Proteste nach Minister-Rauswurf Netanjahu versucht zu beschwichtigen
27.03.2023, 15:36 Uhr
Demonstranten geraten mit der Polizei während einer Demonstration vor dem Parlament in Jerusalem aneinander.
(Foto: picture alliance/dpa/AP)
Mit massiver Gegenwehr reagiert die Bevölkerung auf die umstrittene Justizreform und den Rauswurf des Verteidigungsministers in Israel. Eine Rede von Netanjahu verzögert sich. Grund soll ein Streit innerhalb der rechts-religiösen Regierung sein. Auf Twitter pocht der Regierungschef auf Einheit.
Israels Regierungschefs Benjamin Netanjahu hat sich erstmals seit der Entlassung seines Verteidigungsministers öffentlich zu Wort gemeldet. Auf Twitter rief er angesichts massiver Proteste zur Einheit und gegen Gewalt auf. "Ich rufe alle Demonstranten in Jerusalem, von rechts und von links, dazu auf, verantwortlich zu handeln und keine Gewalt anzuwenden. Wir sind Brüder", schrieb Netanjahu. Zuvor waren landesweit erneut Massenproteste gegen einen von seiner rechts-religiösen Regierung geplanten Umbau der Justiz sowie die Entlassung von Verteidigungsminister Joav Galant ausgebrochen. Tausende Menschen versammelten sich mit israelischen Flaggen und Schildern vor dem Parlament in Jerusalem.
Galant hatte die Regierung am Wochenende zum Dialog mit Kritikern aufgerufen. Zugleich warnte er davor, dass die nationale Sicherheit schweren Schaden nehmen könnte. Am Sonntag wurde er dann von Netanjahu entlassen. Der Regierungschef wollte sich Medienberichten zufolge noch am heutigen Montag in einer Rede im Parlament äußern. Es wird erwartet, dass er einen Stopp der umstrittenen Pläne seiner rechts-religiösen Regierung ankündigen könnte.
Der Zeitpunkt der Rede verzögerte sich jedoch. Hintergrund soll ein Streit innerhalb der Koalition sein. Berichten zufolge kündigten mehrere Minister an, zurücktreten zu wollen, sollte Netanjahu die Justizreform einfrieren oder vom geplanten Kurs abweichen. Der rechtsextreme Finanzminister Bezalel Smotrich hat derweil zu Gegenprotesten aufgerufen, um den Justizumbau zu stützen. "Kommt nach Jerusalem. (...) Wir sind die Mehrheit, lasst uns unsere Stimme erheben. Wir lassen uns unsere Stimme und den Staat nicht stehlen", sagte Smotrich in einem auf Twitter verbreiteten Video. Gegen die Reform, mit der der Einfluss des Höchsten Gerichts beschnitten werden soll, gibt es seit Monaten regelmäßig Proteste.

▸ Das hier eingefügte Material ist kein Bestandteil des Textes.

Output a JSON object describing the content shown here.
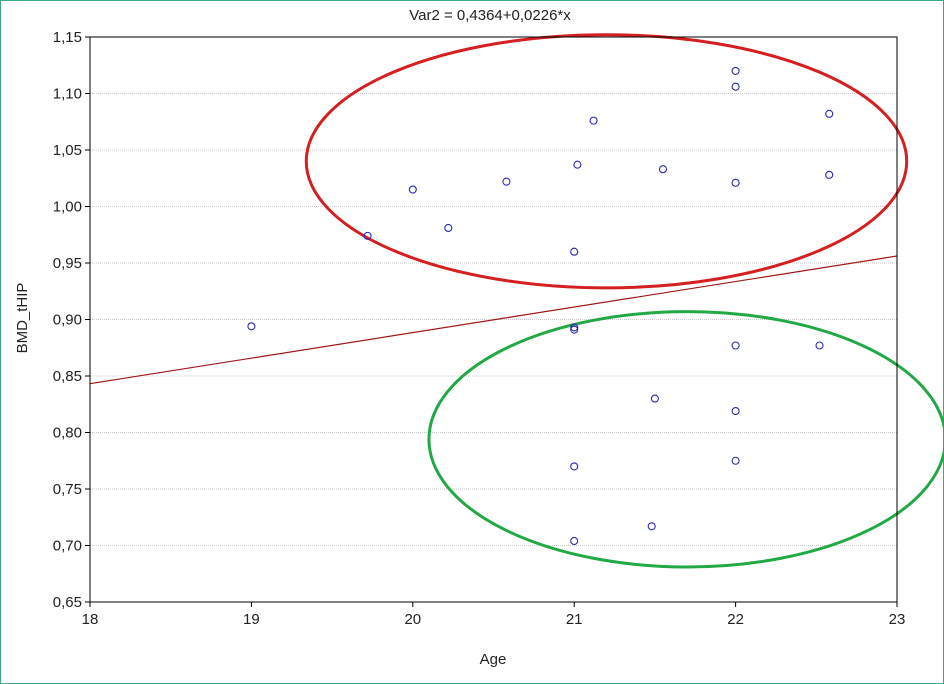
{
  "chart_data": {
    "type": "scatter",
    "title": "Var2 = 0,4364+0,0226*x",
    "xlabel": "Age",
    "ylabel": "BMD_tHIP",
    "xlim": [
      18,
      23
    ],
    "ylim": [
      0.65,
      1.15
    ],
    "x_ticks": [
      "18",
      "19",
      "20",
      "21",
      "22",
      "23"
    ],
    "y_ticks": [
      "0,65",
      "0,70",
      "0,75",
      "0,80",
      "0,85",
      "0,90",
      "0,95",
      "1,00",
      "1,05",
      "1,10",
      "1,15"
    ],
    "grid": "horizontal",
    "series": [
      {
        "points": [
          [
            19.0,
            0.894
          ],
          [
            19.72,
            0.974
          ],
          [
            20.0,
            1.015
          ],
          [
            20.22,
            0.981
          ],
          [
            20.58,
            1.022
          ],
          [
            21.0,
            0.96
          ],
          [
            21.02,
            1.037
          ],
          [
            21.12,
            1.076
          ],
          [
            21.55,
            1.033
          ],
          [
            22.0,
            1.12
          ],
          [
            22.0,
            1.106
          ],
          [
            22.0,
            1.021
          ],
          [
            22.58,
            1.082
          ],
          [
            22.58,
            1.028
          ],
          [
            21.0,
            0.891
          ],
          [
            21.0,
            0.893
          ],
          [
            21.0,
            0.77
          ],
          [
            21.0,
            0.704
          ],
          [
            21.5,
            0.83
          ],
          [
            21.48,
            0.717
          ],
          [
            22.0,
            0.877
          ],
          [
            22.0,
            0.819
          ],
          [
            22.0,
            0.775
          ],
          [
            22.52,
            0.877
          ]
        ],
        "color": "#2b2bb5"
      }
    ],
    "regression": {
      "intercept": 0.4364,
      "slope": 0.0226,
      "color": "#a01818"
    },
    "annotations": [
      {
        "shape": "ellipse",
        "color": "#d42020",
        "cx": 21.2,
        "cy": 1.04,
        "rx_units": 1.86,
        "ry_units": 0.112
      },
      {
        "shape": "ellipse",
        "color": "#22a844",
        "cx": 21.7,
        "cy": 0.794,
        "rx_units": 1.6,
        "ry_units": 0.113
      }
    ]
  }
}
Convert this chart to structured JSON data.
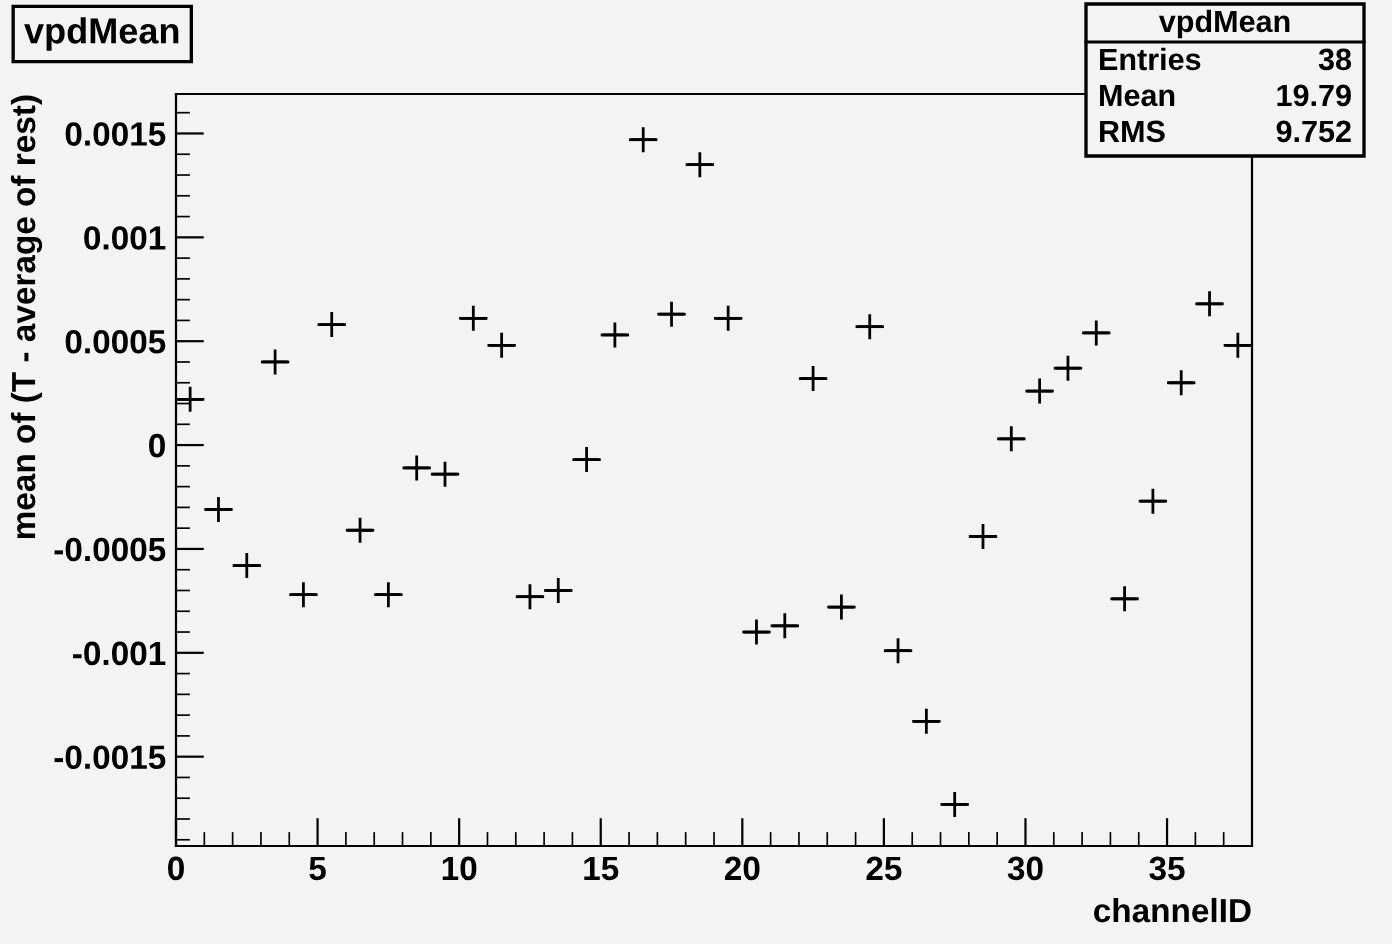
{
  "chart_data": {
    "type": "scatter",
    "title": "vpdMean",
    "xlabel": "channelID",
    "ylabel": "mean of (T - average of rest)",
    "x": [
      0.5,
      1.5,
      2.5,
      3.5,
      4.5,
      5.5,
      6.5,
      7.5,
      8.5,
      9.5,
      10.5,
      11.5,
      12.5,
      13.5,
      14.5,
      15.5,
      16.5,
      17.5,
      18.5,
      19.5,
      20.5,
      21.5,
      22.5,
      23.5,
      24.5,
      25.5,
      26.5,
      27.5,
      28.5,
      29.5,
      30.5,
      31.5,
      32.5,
      33.5,
      34.5,
      35.5,
      36.5,
      37.5
    ],
    "series": [
      {
        "color": "#000000",
        "values": [
          0.00022,
          -0.00031,
          -0.00058,
          0.0004,
          -0.00072,
          0.00058,
          -0.00041,
          -0.00072,
          -0.00011,
          -0.00014,
          0.00061,
          0.00048,
          -0.00073,
          -0.0007,
          -7e-05,
          0.00053,
          0.00147,
          0.00063,
          0.00135,
          0.00061,
          -0.0009,
          -0.00087,
          0.00032,
          -0.00078,
          0.00057,
          -0.00099,
          -0.00133,
          -0.00173,
          -0.00044,
          3e-05,
          0.00026,
          0.00037,
          0.00054,
          -0.00074,
          -0.00027,
          0.0003,
          0.00068,
          0.00048
        ],
        "xerrors": [
          0.5,
          0.5,
          0.5,
          0.5,
          0.5,
          0.5,
          0.5,
          0.5,
          0.5,
          0.5,
          0.5,
          0.5,
          0.5,
          0.5,
          0.5,
          0.5,
          0.5,
          0.5,
          0.5,
          0.5,
          0.5,
          0.5,
          0.5,
          0.5,
          0.5,
          0.5,
          0.5,
          0.5,
          0.5,
          0.5,
          0.5,
          0.5,
          0.5,
          0.5,
          0.5,
          0.5,
          0.5,
          0.5
        ]
      }
    ],
    "marker": "cross",
    "grid": false,
    "legend": false,
    "xlim": [
      0,
      38
    ],
    "xticks": [
      0,
      5,
      10,
      15,
      20,
      25,
      30,
      35
    ],
    "ylim": [
      -0.00193,
      0.00169
    ],
    "yticks": [
      -0.0015,
      -0.001,
      -0.0005,
      0,
      0.0005,
      0.001,
      0.0015
    ],
    "annotations": [
      "vpdMean",
      "Entries",
      "38",
      "Mean",
      "19.79",
      "RMS",
      "9.752"
    ]
  }
}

Bundesregierung blickt mit Sorge nach Israel
Die Bundesregierung äußerte sich unterdessen besorgt wegen der eskalierenden Auseinandersetzungen um die Justizreform. Eindrucksvolle Appelle des israelischen Staatspräsidenten Izchak Herzog, die Regierungspläne sofort zu stoppen, müssten und würden sehr ernst genommen, sagte Regierungssprecher Steffen Hebestreit. "Als enge Freunde Israels mischen wir uns natürlich nicht in die inneren Angelegenheiten eines Staates ein, und trotzdem blicken wir natürlich mit Sorge auf das, was in den letzten Tagen und vor allem Stunden sich in Israel zuträgt."

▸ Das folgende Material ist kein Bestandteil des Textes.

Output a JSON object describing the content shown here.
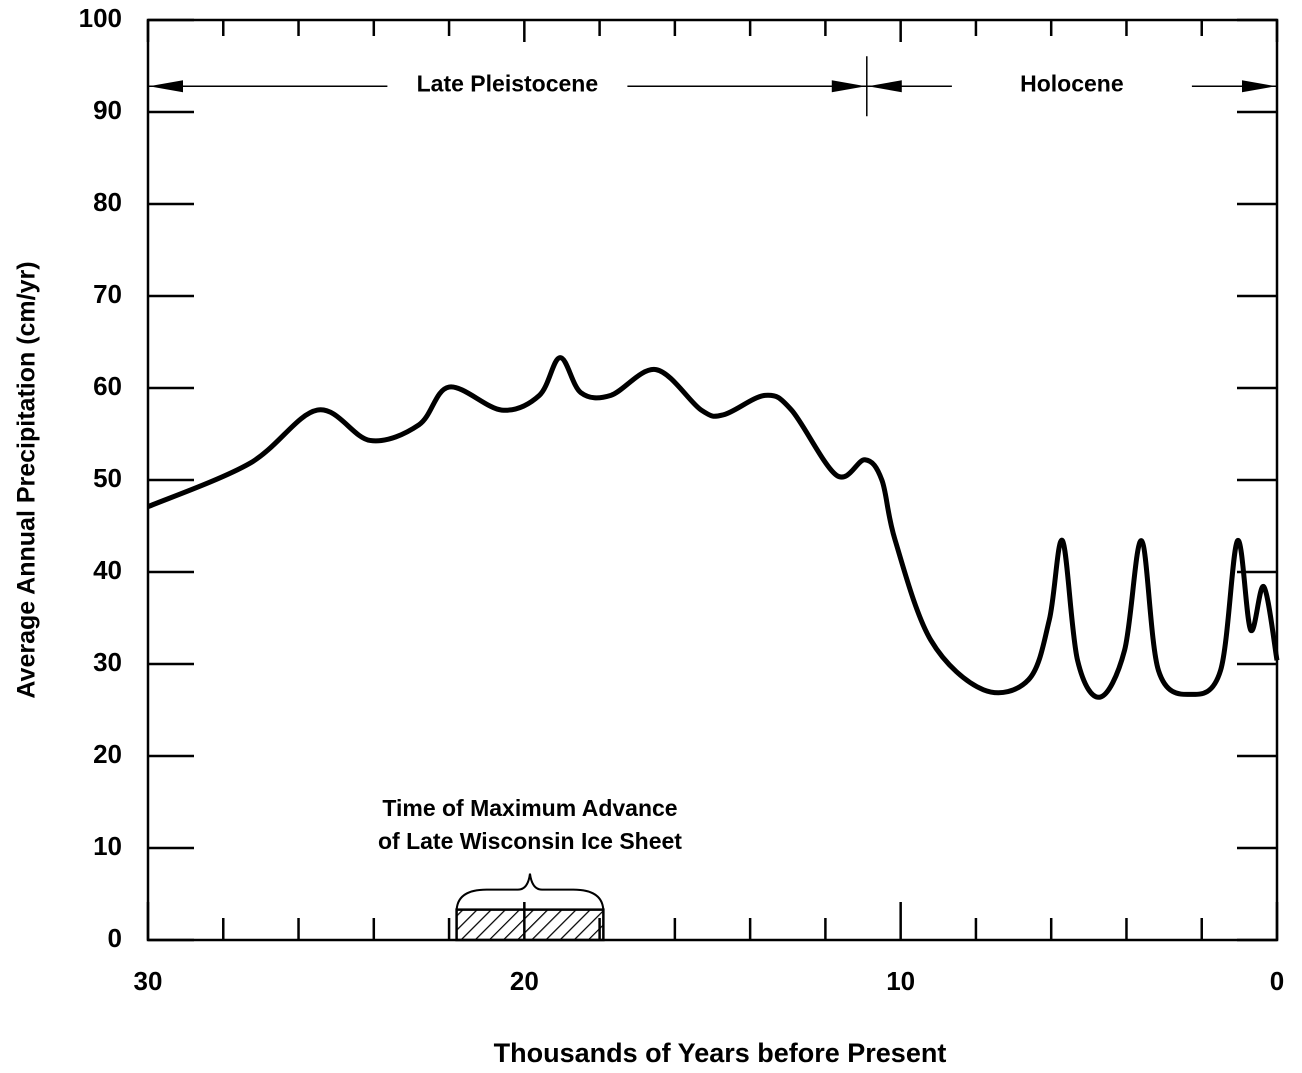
{
  "chart_data": {
    "type": "line",
    "x_label": "Thousands of Years before Present",
    "y_label": "Average Annual Precipitation (cm/yr)",
    "xlim": [
      30,
      0
    ],
    "xticks": [
      30,
      20,
      10,
      0
    ],
    "xminorticks": [
      28,
      26,
      24,
      22,
      18,
      16,
      14,
      12,
      8,
      6,
      4,
      2
    ],
    "ylim": [
      0,
      100
    ],
    "yticks": [
      0,
      10,
      20,
      30,
      40,
      50,
      60,
      70,
      80,
      90,
      100
    ],
    "color": "#000000",
    "x": [
      30,
      27.3,
      25.5,
      24.1,
      22.8,
      22.0,
      20.6,
      19.6,
      19.05,
      18.5,
      17.7,
      16.5,
      15.3,
      14.7,
      13.6,
      12.9,
      11.7,
      10.95,
      10.5,
      10.15,
      9.2,
      7.8,
      6.6,
      6.05,
      5.7,
      5.3,
      4.7,
      4.05,
      3.6,
      3.15,
      2.3,
      1.5,
      1.05,
      0.7,
      0.35,
      0
    ],
    "values": [
      47.1,
      51.8,
      57.6,
      54.3,
      56,
      60.1,
      57.6,
      59.2,
      63.3,
      59.5,
      59.2,
      62,
      57.6,
      57.1,
      59.2,
      57.6,
      50.5,
      52.2,
      50,
      43.5,
      32.6,
      27.2,
      28.3,
      34.8,
      43.4,
      30.4,
      26.4,
      31.5,
      43.4,
      29.3,
      26.7,
      29.3,
      43.4,
      33.7,
      38.4,
      30.4
    ],
    "periods": [
      {
        "label": "Late Pleistocene",
        "start": 30,
        "end": 10.9,
        "y": 92.8
      },
      {
        "label": "Holocene",
        "start": 10.9,
        "end": 0,
        "y": 92.8
      }
    ],
    "ice_sheet": {
      "lines": [
        "Time of Maximum Advance",
        "of Late Wisconsin Ice Sheet"
      ],
      "start": 21.8,
      "end": 17.9,
      "height": 3.3
    }
  }
}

Bundeskanzler Olaf Scholz habe schon beim Besuch des israelischen Ministerpräsidenten Benjamin Netanjahu ein "sehr offenes, gründliches Gespräch" geführt. Hebestreit sagte dazu: "Intern und auch in der Pressekonferenz hat der Bundeskanzler nochmal zum Ausdruck gebracht, wie wichtig eine unabhängige Justiz ist für eine Demokratie."
In Israel kam es am heutigen Montag erneut in mehreren Städten zu Massenprotesten gegen die geplante Reform der Regierung. Im Zuge dessen kommt es auch zu erheblichen Beeinträchtigungen im Flugverkehr. "Ich habe den sofortigen Startstopp am Flughafen angeordnet", sagte der Leiter der Arbeitergewerkschaft am internationalen Flughafen Ben Gurion, Pinchas Idan. Es wird erwartet, dass die Entscheidung Zehntausende Reisende betrifft. Auch eine Kundgebung am Brandenburger Tor in Berlin wurde von deren Organisatoren angekündigt. Demnach wollen sich Gegner der Reform dort um 16 Uhr (MESZ) versammeln.